Het is niet te bewijzen of alles wel echt bestaat. Je kunt eigenlijk helemaal niet vertrouwen op je zintuigen. Logische kennis is ook niet te bewijzen. Er kan bijvoorbeeld een wezen zijn dat je gedachten manipuleerd. Het enige wat ik wel weet is dat ik hier over nadenk.

Nietzsche

  1. “Goed” is wat de kudde samenhoudt. “Slecht” wat haar ontbindt.
    Als het goed gaat denk je goed en als het slecht gaat denk je slecht dat is hoe een kudde bij elkaar blijft of uit elkaar gebleven word.
    (EENS. Het is inderdaad zo dat je met goed nieuws blijer en socialer bent. Met slecht nieuws ben je niet echt blij, dus dan word je ook humeuriger en dan gaat de groep uit elkaar
  2. Veel over jezelf praten kan ook een manier zijn om je te verbergen.
    Als je veel over jezelf opschept en anders voordoet dan dat je zelf bent, maakt anderen blind voor de persoon die erachter zit.
    (EENS. ze hebben gelijk. als je veel over jezelf praat, kan niemand de ware jij zien)
  3. Er bestaat een moraal van heersers en een moraal van slaven
    Deze quote (citaat eigenlijk) laat zien dat er grote verschillen zijn in de moraal van heersers, en de moraal van slaven.

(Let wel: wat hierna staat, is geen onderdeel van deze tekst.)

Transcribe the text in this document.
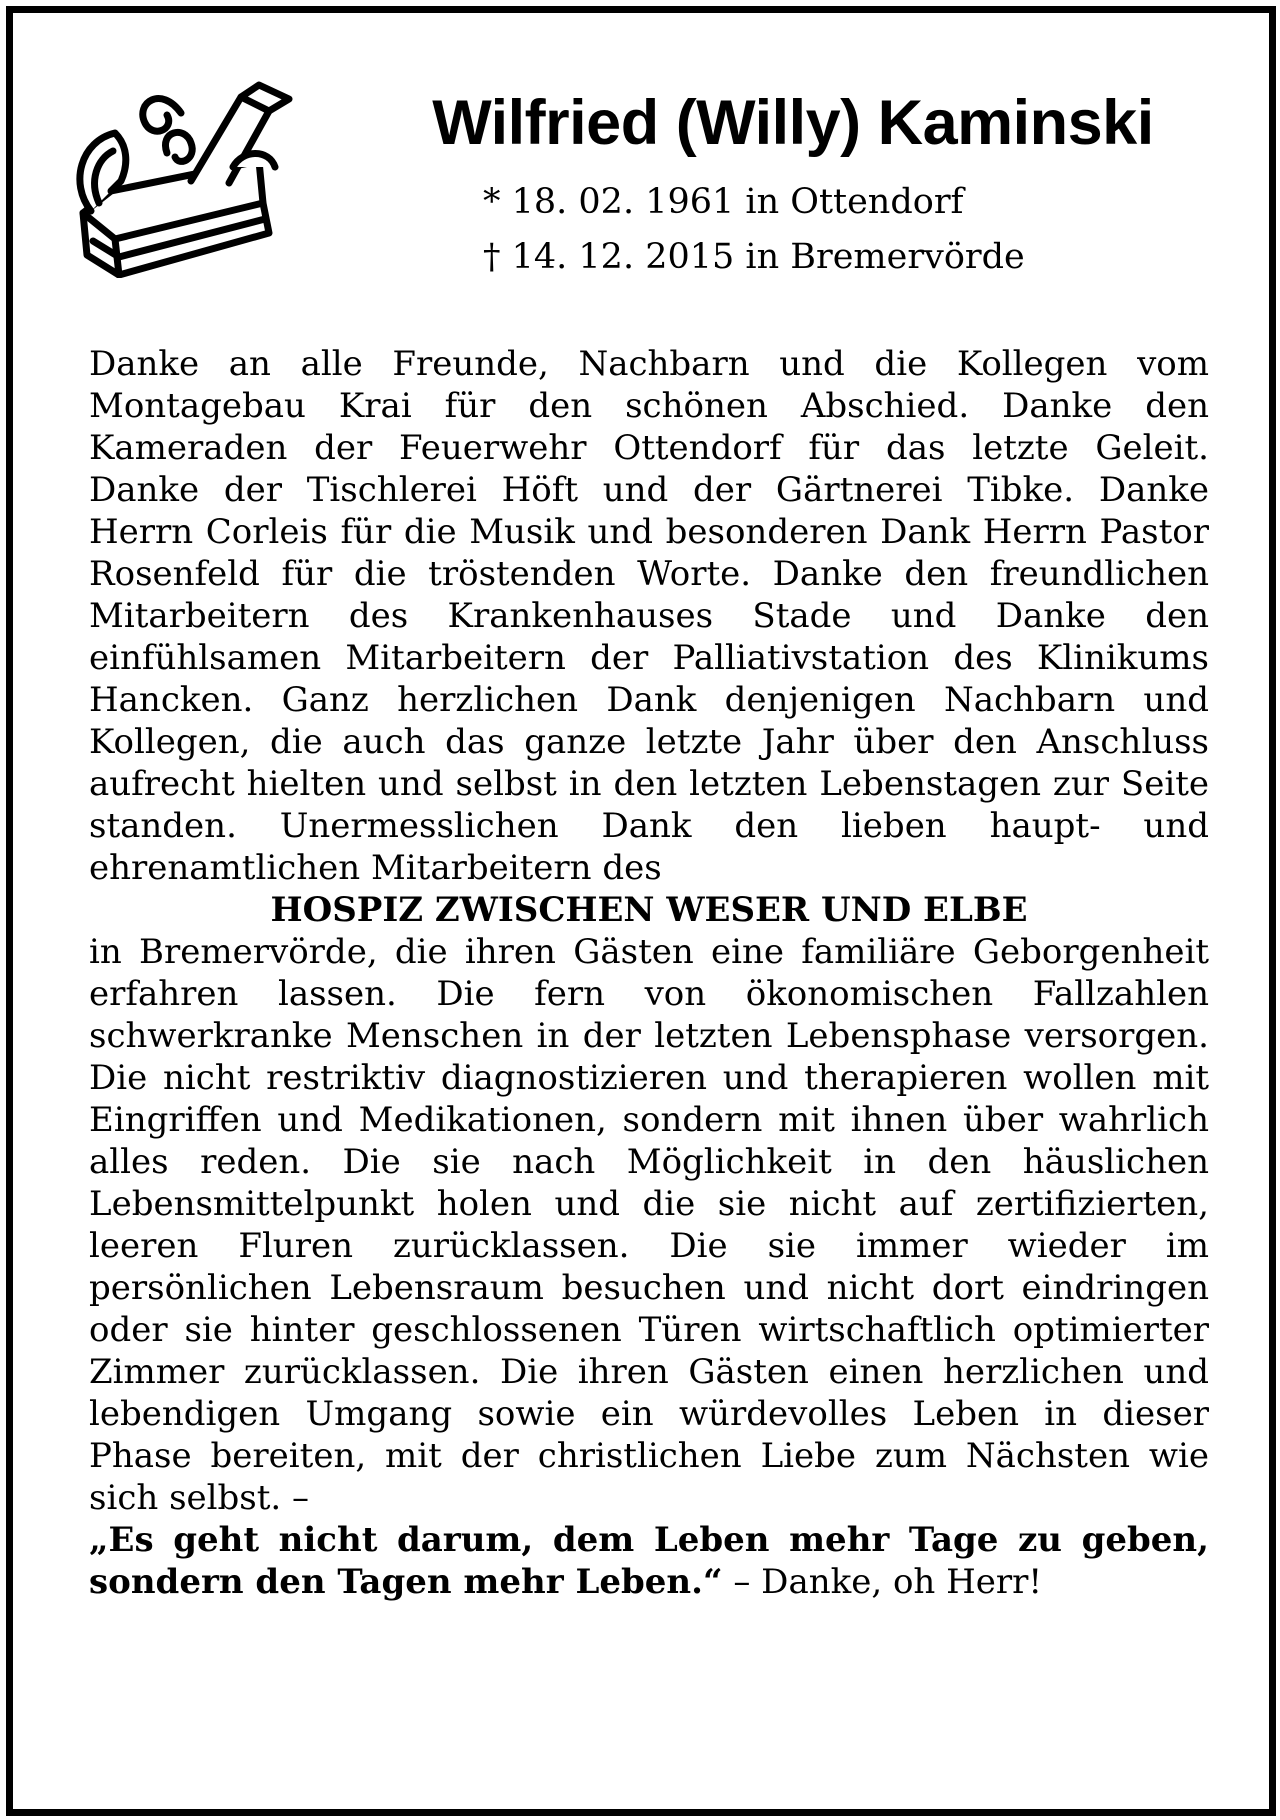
Wilfried (Willy) Kaminski
* 18. 02. 1961 in Ottendorf
† 14. 12. 2015 in Bremervörde

Danke an alle Freunde, Nachbarn und die Kollegen vom Montagebau Krai für den schönen Abschied. Danke den Kameraden der Feuerwehr Ottendorf für das letzte Geleit. Danke der Tischlerei Höft und der Gärtnerei Tibke. Danke Herrn Corleis für die Musik und besonderen Dank Herrn Pastor Rosenfeld für die tröstenden Worte. Danke den freundlichen Mitarbeitern des Krankenhauses Stade und Danke den einfühlsamen Mitarbeitern der Palliativstation des Klinikums Hancken. Ganz herzlichen Dank denjenigen Nachbarn und Kollegen, die auch das ganze letzte Jahr über den Anschluss aufrecht hielten und selbst in den letzten Lebenstagen zur Seite standen. Unermesslichen Dank den lieben haupt- und ehrenamtlichen Mitarbeitern des

HOSPIZ ZWISCHEN WESER UND ELBE

in Bremervörde, die ihren Gästen eine familiäre Geborgenheit erfahren lassen. Die fern von ökonomischen Fallzahlen schwerkranke Menschen in der letzten Lebensphase versorgen. Die nicht restriktiv diagnostizieren und therapieren wollen mit Eingriffen und Medikationen, sondern mit ihnen über wahrlich alles reden. Die sie nach Möglichkeit in den häuslichen Lebensmittelpunkt holen und die sie nicht auf zertifizierten, leeren Fluren zurücklassen. Die sie immer wieder im persönlichen Lebensraum besuchen und nicht dort eindringen oder sie hinter geschlossenen Türen wirtschaftlich optimierter Zimmer zurücklassen. Die ihren Gästen einen herzlichen und lebendigen Umgang sowie ein würdevolles Leben in dieser Phase bereiten, mit der christlichen Liebe zum Nächsten wie sich selbst. –

„Es geht nicht darum, dem Leben mehr Tage zu geben, sondern den Tagen mehr Leben.“ – Danke, oh Herr!
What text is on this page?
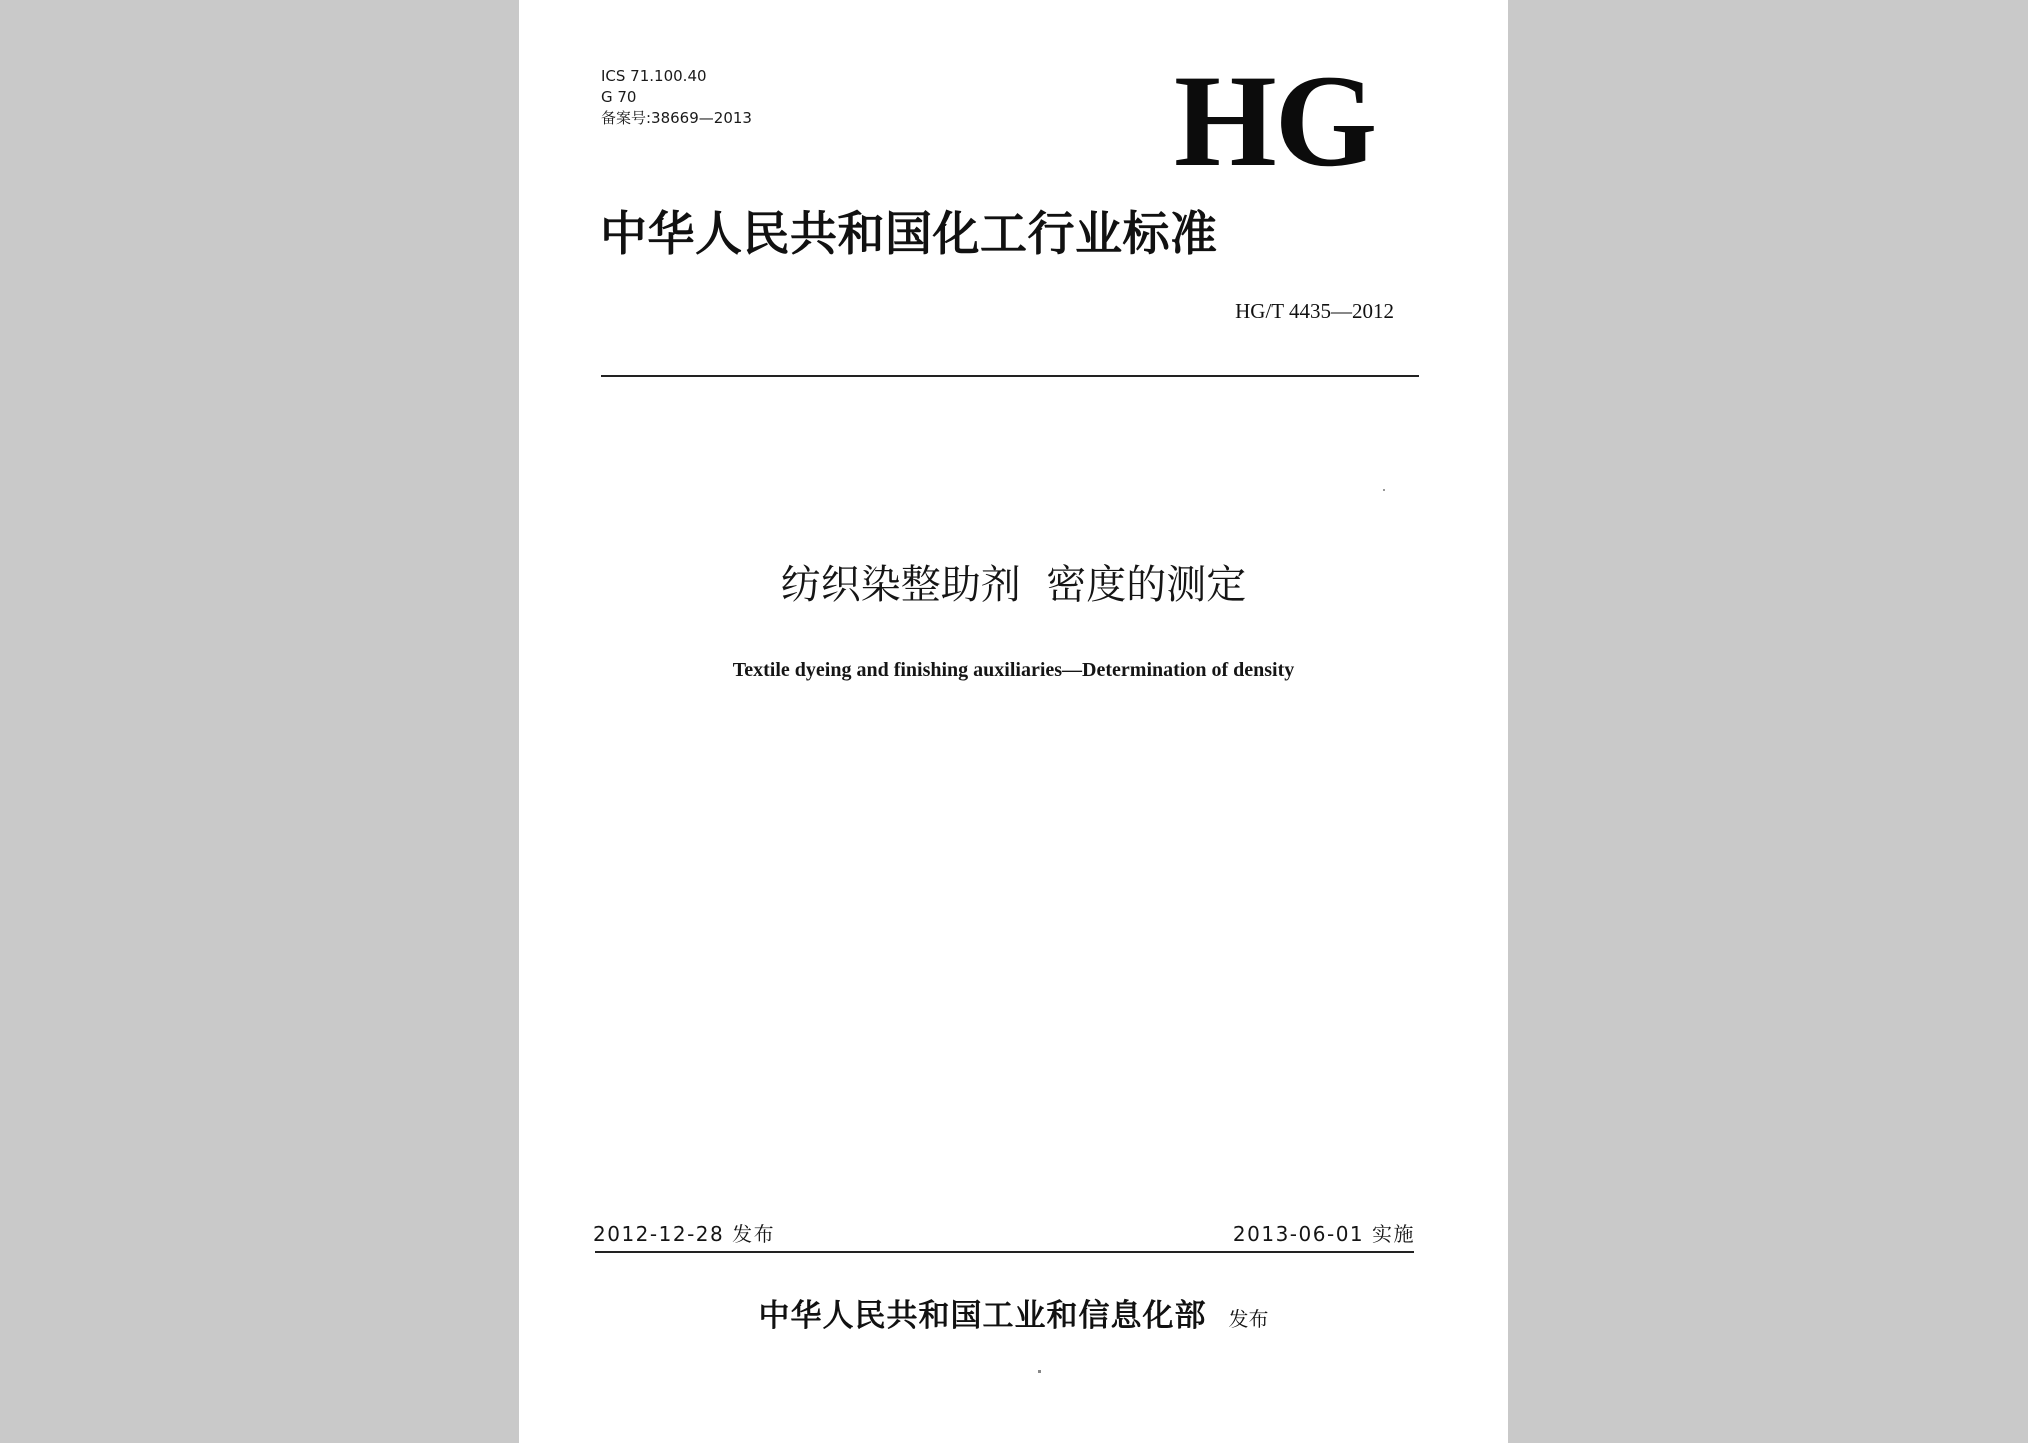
ICS 71.100.40
G 70
备案号:38669—2013	HG
中华人民共和国化工行业标准
HG/T 4435—2012
纺织染整助剂  密度的测定
Textile dyeing and finishing auxiliaries—Determination of density
2012-12-28 发布	2013-06-01 实施
中华人民共和国工业和信息化部 发布
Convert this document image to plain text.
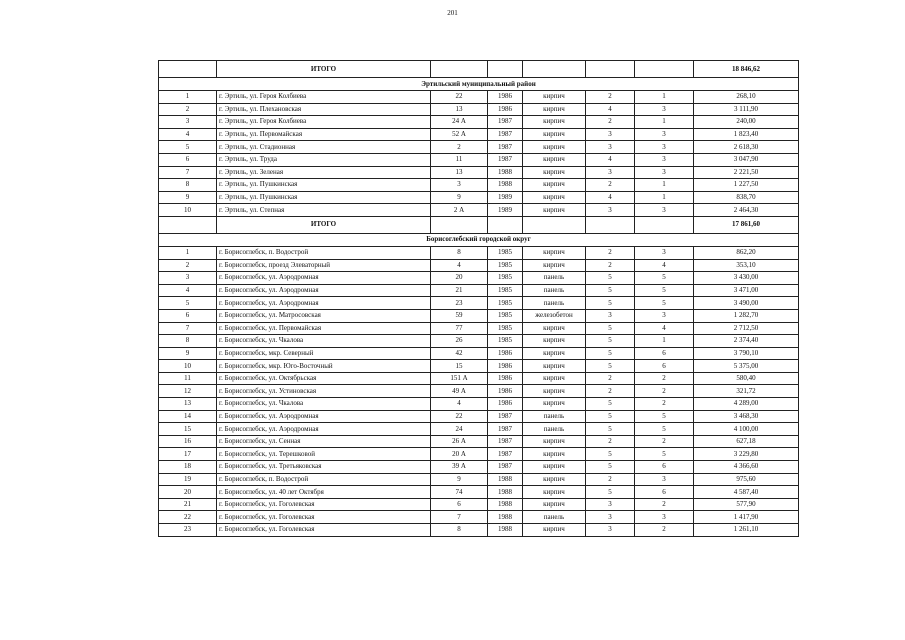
201
	ИТОГО						18 846,62
Эртильский муниципальный район							
1	г. Эртиль, ул. Героя Колбиева	22	1986	кирпич	2	1	268,10
2	г. Эртиль, ул. Плехановская	13	1986	кирпич	4	3	3 111,90
3	г. Эртиль, ул. Героя Колбиева	24 А	1987	кирпич	2	1	240,00
4	г. Эртиль, ул. Первомайская	52 А	1987	кирпич	3	3	1 823,40
5	г. Эртиль, ул. Стадионная	2	1987	кирпич	3	3	2 618,30
6	г. Эртиль, ул. Труда	11	1987	кирпич	4	3	3 047,90
7	г. Эртиль, ул. Зеленая	13	1988	кирпич	3	3	2 221,50
8	г. Эртиль, ул. Пушкинская	3	1988	кирпич	2	1	1 227,50
9	г. Эртиль, ул. Пушкинская	9	1989	кирпич	4	1	838,70
10	г. Эртиль, ул. Степная	2 А	1989	кирпич	3	3	2 464,30
	ИТОГО						17 861,60
Борисоглебский городской округ							
1	г. Борисоглебск, п. Водострой	8	1985	кирпич	2	3	862,20
2	г. Борисоглебск, проезд Элеваторный	4	1985	кирпич	2	4	353,10
3	г. Борисоглебск, ул. Аэродромная	20	1985	панель	5	5	3 430,00
4	г. Борисоглебск, ул. Аэродромная	21	1985	панель	5	5	3 471,00
5	г. Борисоглебск, ул. Аэродромная	23	1985	панель	5	5	3 490,00
6	г. Борисоглебск, ул. Матросовская	59	1985	железобетон	3	3	1 282,70
7	г. Борисоглебск, ул. Первомайская	77	1985	кирпич	5	4	2 712,50
8	г. Борисоглебск, ул. Чкалова	26	1985	кирпич	5	1	2 374,40
9	г. Борисоглебск, мкр. Северный	42	1986	кирпич	5	6	3 790,10
10	г. Борисоглебск, мкр. Юго-Восточный	15	1986	кирпич	5	6	5 375,00
11	г. Борисоглебск, ул. Октябрьская	151 А	1986	кирпич	2	2	580,40
12	г. Борисоглебск, ул. Устиновская	49 А	1986	кирпич	2	2	321,72
13	г. Борисоглебск, ул. Чкалова	4	1986	кирпич	5	2	4 289,00
14	г. Борисоглебск, ул. Аэродромная	22	1987	панель	5	5	3 468,30
15	г. Борисоглебск, ул. Аэродромная	24	1987	панель	5	5	4 100,00
16	г. Борисоглебск, ул. Сенная	26 А	1987	кирпич	2	2	627,18
17	г. Борисоглебск, ул. Терешковой	20 А	1987	кирпич	5	5	3 229,80
18	г. Борисоглебск, ул. Третьяковская	39 А	1987	кирпич	5	6	4 366,60
19	г. Борисоглебск, п. Водострой	9	1988	кирпич	2	3	975,60
20	г. Борисоглебск, ул. 40 лет Октября	74	1988	кирпич	5	6	4 587,40
21	г. Борисоглебск, ул. Гоголевская	6	1988	кирпич	3	2	577,90
22	г. Борисоглебск, ул. Гоголевская	7	1988	панель	3	3	1 417,90
23	г. Борисоглебск, ул. Гоголевская	8	1988	кирпич	3	2	1 261,10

Met slaven, bedoelen ze hier natuurlijk slaven van het leven. mensen die vastzitten aan hun werk of hun kinderen. Met heersers bedoelen ze hier de mensen die de anderen vast laten zitten, bijvoorbeeld de bazen van de ‘slaven’. De moraal is dus heel anders.
    (EENS. ze hebben een heel ander denkbeeld. de heersers vinden de slaven maar kleine onderkruipsels, en de slaven vinden de heersers maar vervelend.)
  4. Hoe hoger je vliegt, hoe kleiner je lijkt voor de mensen die niet kunnen vliegen.
    De mensen die veel bereiken, zijn de mensen die hoog vliegen. maar als je hoog vliegt vind niemand meer dat je bij hun hoort. Dan denk je dat je hoger dan de anderen bent, maar in feite hoor je er gewoon niet meer bij.
    (EENS. Ik zelf vind ook dat de hele rijke mensen niet bij de rest horen. Toch is dit een twijfelgeval, want er zijn ook nog andere mensen die heel hoog vliegen dus dan ben je niet helemaal alleen)
  5. Er zit meer verstand in uw lichaam, dan in uw beste wijsheid.
    Gebruik je lichaam om keuzes te maken. Niet je kennis. Als jij het ene gewoon leuker vind dan het andere dan moet je het ene kiezen. Je moet dus gewoon je hart volgen.
    (EENS. Volg altijd je hart)
  6. De angst is de moeder van de moraal.
    De moraal (de gedachtes over goed en slecht) worden gevormd door angst. Als je iets eng vind, dan vind je het automatisch slecht. Als je dus bijvoorbeeld een spin eng vind, dan vind je hem ook slecht.
    (GEMIXT. Veel moralen worden gevormt door angst. Toch ook veel weer veel niet. Dat maakt het erg moeilijk)
  7. Er bestaan geen feiten alleen interpretaties.
    Niks is een feit. Er zijn alleen interpretaties. Dat zijn opvattingen over hoe je iets ziet. Bijvoorbeeld: Hij is mooi. Hij is helemaal niet mooi, je vind hem alleen mooi. Dat is een interpretatie, geen feit.
    (ONEENS. Dit klopt niet helemaal aangezien 1+1 nog steeds 2 is. Dat is dus geen interpretatie)
  8. We hebben kunst om niet aan de waarheid te sterven.
    Wij hebben het talent om even van de realiteit te ontsnappen. Om even in een droomwereld te komen. Dan ga je niet dood aan de waarheid, omdat je even ontsnapt.
    (ONEENS. Je kunt niet heel goed aan de waarheid ontsnappen. Je kunt natuurlijk wel gaan dromen, maar soms is de waarheid te hard.)